The Mental Health Foundation tells us in their ‘Sleep Matters’ report that ‘sleep is as important to our health as eating, drinking and breathing. Poor sleep is linked to physical problems such as a weakened immune system and mental health problems such as anxiety and depression’.
It is then no wonder why children - as well as the parents of children - are impacted hugely by sleep deprivation. And unfortunately for children with special needs, sleep deprivation often comes hand in hand.
There are unfortunately no magic cures to help your child sleep. Some children require around the clock care and some just aren’t a fan of sleeping, however, in this blog we will give you some suggestions which might help improve the sleep you all get.
Beginning a routine around an hour before bed is a good way to ease your child into bedtime and let them know that it is about to happen. Some children need cues in order to accept and adjust to changes in their routine.
It is a good idea to have some quiet time before bed. Whilst many find that no screen time before bed works for them, this might not be the answer for your child. If screen time helps them to relax then there is no harm in letting them watch their iPad before bed. Doing what works for your family and your situation is important. Sometimes you have to create your own rules.
White noise can be used to help relax your child and block out any surrounding noises. It gives the brain something to focus on without the distraction of the noises in your house, voices and music. It can also prevent sudden noises waking your child.
For some children, exercise can help to make them feel physically tired and fall asleep more easily. It is said that physical activity can help to naturally increase ‘the sleep hormone’ melatonin.
It is worthwhile speaking to your child’s paediatrician to ensure that they do not have an underlying medical condition that is impacting on their sleep, for example, sleep apnoea. Your child’s doctor might refer them for a sleep study.
Your child’s paediatrician might recommend trying melatonin in either liquid or tablet form. Melatonin can help your child to fall asleep and develop a regular sleeping pattern. Some children with conditions such as autism have irregular secretion of the sleep hormone melatonin and so a prescription might help. Always take advice from your child’s doctor in this regard.
Some children require specialist beds to help them sleep.
They might require a sleep system using specialist cushions to maintain the body in a good postural position whilst sleeping, for example if they have Cerebral Palsy.
There are also specialist beds for children with conditions such as autism, for example a ‘safe and sound bed’ by the company Creative Care. These beds have soft edges to prevent your child from injury and have a ‘zip up’ door to keep your child safe at night if they are prone to wandering and have no danger awareness. Some children feel more secure in these beds and sleep better.

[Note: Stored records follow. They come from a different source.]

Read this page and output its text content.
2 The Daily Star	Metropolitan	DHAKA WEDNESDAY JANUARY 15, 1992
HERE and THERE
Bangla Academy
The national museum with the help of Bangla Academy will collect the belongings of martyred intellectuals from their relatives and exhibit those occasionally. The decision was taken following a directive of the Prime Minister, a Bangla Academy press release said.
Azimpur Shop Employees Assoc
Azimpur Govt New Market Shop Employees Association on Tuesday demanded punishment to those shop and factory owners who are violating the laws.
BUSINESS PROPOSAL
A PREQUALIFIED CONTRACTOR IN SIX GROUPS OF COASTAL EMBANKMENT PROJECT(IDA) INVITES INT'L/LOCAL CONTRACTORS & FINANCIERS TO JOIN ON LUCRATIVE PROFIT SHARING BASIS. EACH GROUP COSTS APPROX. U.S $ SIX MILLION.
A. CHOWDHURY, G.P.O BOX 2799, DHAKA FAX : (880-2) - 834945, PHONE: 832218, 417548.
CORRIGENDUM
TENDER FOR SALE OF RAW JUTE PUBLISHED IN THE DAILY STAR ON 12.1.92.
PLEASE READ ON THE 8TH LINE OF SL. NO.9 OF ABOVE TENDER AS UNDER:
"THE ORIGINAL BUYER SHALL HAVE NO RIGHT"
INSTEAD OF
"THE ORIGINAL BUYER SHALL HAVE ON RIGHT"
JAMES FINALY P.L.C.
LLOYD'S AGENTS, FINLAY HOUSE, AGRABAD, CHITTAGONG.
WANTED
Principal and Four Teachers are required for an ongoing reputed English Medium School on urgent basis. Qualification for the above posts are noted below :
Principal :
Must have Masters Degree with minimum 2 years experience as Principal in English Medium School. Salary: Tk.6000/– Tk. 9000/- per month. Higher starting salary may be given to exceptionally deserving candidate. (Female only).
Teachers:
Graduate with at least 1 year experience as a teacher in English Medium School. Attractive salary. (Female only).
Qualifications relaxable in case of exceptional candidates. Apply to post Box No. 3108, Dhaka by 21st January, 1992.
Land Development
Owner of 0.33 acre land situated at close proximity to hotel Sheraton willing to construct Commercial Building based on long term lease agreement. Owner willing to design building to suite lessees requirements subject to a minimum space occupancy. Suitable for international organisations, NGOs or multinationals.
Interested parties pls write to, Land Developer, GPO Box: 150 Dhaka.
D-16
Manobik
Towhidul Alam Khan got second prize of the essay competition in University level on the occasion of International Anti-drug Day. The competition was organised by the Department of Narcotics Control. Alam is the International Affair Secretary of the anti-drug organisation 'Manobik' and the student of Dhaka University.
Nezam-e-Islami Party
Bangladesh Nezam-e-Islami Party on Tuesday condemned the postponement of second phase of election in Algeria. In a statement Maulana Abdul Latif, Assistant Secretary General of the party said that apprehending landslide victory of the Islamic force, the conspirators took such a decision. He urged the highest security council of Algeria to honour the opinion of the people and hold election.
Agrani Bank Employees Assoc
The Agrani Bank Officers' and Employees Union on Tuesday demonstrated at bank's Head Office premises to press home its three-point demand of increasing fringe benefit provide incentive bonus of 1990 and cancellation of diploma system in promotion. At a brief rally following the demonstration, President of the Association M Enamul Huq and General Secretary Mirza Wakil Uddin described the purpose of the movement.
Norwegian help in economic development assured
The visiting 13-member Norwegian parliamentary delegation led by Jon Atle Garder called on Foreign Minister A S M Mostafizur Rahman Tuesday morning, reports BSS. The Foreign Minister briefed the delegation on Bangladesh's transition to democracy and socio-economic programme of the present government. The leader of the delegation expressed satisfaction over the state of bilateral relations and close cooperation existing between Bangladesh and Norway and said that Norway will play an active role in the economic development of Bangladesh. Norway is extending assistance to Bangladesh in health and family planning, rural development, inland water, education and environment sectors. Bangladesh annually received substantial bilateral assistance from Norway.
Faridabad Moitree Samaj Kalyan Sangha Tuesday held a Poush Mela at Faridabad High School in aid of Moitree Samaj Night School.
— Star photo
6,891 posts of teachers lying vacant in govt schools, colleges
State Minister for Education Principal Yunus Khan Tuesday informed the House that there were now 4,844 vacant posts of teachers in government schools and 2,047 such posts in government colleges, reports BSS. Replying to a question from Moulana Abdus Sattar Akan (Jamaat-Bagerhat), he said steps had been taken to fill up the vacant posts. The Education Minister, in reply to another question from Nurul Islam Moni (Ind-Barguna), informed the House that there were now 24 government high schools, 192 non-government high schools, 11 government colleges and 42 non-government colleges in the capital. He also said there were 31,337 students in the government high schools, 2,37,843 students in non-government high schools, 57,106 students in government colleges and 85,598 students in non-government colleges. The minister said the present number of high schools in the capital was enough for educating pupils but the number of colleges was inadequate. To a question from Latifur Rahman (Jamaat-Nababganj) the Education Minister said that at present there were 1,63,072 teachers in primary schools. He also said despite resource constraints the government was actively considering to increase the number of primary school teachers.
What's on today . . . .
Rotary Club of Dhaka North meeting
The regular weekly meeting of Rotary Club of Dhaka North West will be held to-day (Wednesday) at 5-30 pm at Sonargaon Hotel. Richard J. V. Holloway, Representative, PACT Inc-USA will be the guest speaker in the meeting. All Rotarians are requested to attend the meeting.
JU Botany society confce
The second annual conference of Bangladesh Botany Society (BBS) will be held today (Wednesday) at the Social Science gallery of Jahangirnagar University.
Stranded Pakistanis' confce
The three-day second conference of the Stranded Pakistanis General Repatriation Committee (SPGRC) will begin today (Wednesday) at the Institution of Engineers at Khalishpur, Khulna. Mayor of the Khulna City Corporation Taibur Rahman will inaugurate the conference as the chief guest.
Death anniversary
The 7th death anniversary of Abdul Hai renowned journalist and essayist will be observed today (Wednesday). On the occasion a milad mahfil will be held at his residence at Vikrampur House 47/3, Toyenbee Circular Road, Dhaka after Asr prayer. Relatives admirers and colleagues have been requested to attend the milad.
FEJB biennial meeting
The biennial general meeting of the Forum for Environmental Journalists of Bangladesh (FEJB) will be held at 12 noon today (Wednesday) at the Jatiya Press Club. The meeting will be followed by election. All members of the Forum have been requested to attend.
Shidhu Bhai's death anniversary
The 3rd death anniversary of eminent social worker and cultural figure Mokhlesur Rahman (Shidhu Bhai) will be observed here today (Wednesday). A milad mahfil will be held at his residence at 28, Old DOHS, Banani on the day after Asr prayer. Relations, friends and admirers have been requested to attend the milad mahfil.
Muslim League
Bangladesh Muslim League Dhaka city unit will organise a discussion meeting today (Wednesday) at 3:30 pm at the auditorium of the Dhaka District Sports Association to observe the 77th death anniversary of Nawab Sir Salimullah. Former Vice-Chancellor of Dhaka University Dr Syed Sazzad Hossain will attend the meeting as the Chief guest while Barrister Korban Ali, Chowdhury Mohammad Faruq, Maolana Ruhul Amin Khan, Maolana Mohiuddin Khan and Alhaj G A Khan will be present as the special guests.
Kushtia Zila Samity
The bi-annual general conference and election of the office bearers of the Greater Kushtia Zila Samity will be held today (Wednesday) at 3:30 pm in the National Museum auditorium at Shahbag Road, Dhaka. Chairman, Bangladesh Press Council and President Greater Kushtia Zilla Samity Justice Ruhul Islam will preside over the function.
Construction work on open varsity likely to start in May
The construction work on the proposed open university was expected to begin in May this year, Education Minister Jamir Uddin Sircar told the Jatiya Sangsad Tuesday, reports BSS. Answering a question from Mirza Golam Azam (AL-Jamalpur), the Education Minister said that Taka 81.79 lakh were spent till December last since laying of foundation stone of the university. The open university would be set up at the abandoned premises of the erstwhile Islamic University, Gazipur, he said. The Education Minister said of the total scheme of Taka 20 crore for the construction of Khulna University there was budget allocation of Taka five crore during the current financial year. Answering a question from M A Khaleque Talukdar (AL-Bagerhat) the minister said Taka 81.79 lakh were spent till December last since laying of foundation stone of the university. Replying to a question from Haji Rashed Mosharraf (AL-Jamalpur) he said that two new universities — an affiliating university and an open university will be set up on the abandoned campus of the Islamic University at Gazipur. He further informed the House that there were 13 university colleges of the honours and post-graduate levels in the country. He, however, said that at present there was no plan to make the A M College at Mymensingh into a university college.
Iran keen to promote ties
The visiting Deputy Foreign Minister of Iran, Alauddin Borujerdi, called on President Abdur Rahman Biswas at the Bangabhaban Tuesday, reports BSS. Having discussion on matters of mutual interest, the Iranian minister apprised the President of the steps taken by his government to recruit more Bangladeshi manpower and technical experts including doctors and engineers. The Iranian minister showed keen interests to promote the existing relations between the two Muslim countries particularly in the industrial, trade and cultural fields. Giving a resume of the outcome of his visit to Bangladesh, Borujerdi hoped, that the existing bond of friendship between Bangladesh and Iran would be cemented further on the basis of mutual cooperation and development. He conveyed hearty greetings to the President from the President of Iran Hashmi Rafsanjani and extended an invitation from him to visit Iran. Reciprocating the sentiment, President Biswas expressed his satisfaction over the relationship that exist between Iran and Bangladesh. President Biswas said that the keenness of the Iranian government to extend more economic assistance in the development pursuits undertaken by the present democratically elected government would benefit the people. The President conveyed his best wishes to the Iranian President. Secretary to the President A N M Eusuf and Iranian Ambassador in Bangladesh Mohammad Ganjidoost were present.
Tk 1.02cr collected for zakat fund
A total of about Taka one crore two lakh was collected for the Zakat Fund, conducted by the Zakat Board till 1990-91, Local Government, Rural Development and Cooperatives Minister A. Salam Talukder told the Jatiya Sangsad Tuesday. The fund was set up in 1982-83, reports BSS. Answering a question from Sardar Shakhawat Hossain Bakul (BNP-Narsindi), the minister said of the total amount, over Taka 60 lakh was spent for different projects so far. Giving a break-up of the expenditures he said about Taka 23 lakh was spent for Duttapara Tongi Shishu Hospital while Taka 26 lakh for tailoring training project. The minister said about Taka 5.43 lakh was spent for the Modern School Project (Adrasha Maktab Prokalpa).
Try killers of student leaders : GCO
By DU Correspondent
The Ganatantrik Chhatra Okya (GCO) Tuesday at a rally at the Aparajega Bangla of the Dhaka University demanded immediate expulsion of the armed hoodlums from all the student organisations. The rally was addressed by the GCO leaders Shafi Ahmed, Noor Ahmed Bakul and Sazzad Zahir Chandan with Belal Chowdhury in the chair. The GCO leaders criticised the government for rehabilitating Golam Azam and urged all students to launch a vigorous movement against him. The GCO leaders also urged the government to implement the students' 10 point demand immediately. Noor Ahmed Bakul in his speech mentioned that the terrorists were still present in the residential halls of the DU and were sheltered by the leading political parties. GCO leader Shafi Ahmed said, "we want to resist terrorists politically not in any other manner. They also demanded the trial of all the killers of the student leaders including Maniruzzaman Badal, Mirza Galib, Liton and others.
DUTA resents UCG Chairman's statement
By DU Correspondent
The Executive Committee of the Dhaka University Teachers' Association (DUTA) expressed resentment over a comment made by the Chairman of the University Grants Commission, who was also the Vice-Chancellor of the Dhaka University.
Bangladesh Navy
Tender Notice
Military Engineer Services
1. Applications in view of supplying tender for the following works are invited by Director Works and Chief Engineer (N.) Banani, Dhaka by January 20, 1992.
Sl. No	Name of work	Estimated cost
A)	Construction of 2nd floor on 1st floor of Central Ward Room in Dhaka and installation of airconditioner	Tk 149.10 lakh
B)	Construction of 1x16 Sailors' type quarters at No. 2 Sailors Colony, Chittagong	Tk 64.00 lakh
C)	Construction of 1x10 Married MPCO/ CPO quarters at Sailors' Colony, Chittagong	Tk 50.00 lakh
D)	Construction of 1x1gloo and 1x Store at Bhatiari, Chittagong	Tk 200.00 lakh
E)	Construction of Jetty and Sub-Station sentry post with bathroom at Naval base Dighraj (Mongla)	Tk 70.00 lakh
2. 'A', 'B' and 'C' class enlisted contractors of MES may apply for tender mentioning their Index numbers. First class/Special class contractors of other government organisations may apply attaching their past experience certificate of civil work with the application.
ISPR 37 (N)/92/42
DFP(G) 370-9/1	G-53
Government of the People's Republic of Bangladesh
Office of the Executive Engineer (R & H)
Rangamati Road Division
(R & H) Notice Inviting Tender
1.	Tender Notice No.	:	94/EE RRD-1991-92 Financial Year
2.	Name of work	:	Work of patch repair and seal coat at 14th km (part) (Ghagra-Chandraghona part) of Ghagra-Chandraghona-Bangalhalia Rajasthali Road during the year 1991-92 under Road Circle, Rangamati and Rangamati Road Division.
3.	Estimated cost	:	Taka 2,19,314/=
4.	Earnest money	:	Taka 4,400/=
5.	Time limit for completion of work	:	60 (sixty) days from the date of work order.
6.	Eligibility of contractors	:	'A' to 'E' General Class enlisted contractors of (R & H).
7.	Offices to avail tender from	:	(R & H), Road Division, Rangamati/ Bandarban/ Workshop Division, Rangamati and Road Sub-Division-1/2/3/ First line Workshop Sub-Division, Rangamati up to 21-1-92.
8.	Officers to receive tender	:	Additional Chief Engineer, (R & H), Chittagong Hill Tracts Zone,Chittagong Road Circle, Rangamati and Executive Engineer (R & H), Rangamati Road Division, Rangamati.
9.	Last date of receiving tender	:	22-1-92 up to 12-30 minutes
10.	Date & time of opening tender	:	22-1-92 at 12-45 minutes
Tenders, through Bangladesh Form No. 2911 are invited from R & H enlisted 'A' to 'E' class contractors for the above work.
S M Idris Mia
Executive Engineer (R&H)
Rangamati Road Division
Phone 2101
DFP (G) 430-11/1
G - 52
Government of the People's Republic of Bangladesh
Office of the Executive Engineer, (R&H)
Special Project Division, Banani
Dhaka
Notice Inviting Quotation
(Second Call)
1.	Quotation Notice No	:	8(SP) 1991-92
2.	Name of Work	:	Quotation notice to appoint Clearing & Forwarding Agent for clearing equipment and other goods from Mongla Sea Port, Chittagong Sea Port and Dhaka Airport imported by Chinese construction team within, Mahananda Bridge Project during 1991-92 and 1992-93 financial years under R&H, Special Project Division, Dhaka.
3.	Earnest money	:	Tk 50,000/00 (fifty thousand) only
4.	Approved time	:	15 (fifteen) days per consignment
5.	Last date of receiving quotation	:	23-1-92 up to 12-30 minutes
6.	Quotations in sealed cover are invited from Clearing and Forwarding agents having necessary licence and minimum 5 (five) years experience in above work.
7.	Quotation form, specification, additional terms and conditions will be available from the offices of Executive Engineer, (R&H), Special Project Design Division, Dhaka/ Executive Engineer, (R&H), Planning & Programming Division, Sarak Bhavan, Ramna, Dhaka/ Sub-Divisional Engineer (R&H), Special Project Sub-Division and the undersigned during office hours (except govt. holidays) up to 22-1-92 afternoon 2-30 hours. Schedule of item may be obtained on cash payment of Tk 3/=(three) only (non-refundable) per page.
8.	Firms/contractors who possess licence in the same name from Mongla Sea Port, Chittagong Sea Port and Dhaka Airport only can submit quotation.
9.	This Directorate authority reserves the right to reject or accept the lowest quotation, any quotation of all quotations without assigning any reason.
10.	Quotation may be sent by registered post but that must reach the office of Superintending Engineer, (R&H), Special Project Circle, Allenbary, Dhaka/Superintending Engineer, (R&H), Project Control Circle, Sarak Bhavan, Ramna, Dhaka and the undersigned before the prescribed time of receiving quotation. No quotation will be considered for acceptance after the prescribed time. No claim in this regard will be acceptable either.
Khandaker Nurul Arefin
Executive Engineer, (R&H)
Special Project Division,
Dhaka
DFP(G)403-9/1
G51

Ensuring that your child is comfortable in bed is important. If they have continence issues, then make sure that they have correct continence products to keep them feeling dry and secure. Speak to your child’s continence team. You can also use products such as Kylie Bed Protection Sheets if your child is prone to wetting the bed.
Another great product is Fidget Bum, which is designed to stop your child from falling out of bed or losing the covers. It is a great alternative to weighted blankets for children who have sensory needs and crave that extra snugness when sleeping.
Doing ‘whatever works’ is a special needs parent motto and it’s something you should always remember - do what works for your family. If that means that you all sleep in different bedrooms and beds, that your child has more screen time than others before bed or that your bedtime routine is a little bit ‘quirky’ so be it. If it works for you and your child and everyone is happy, that is the most important thing.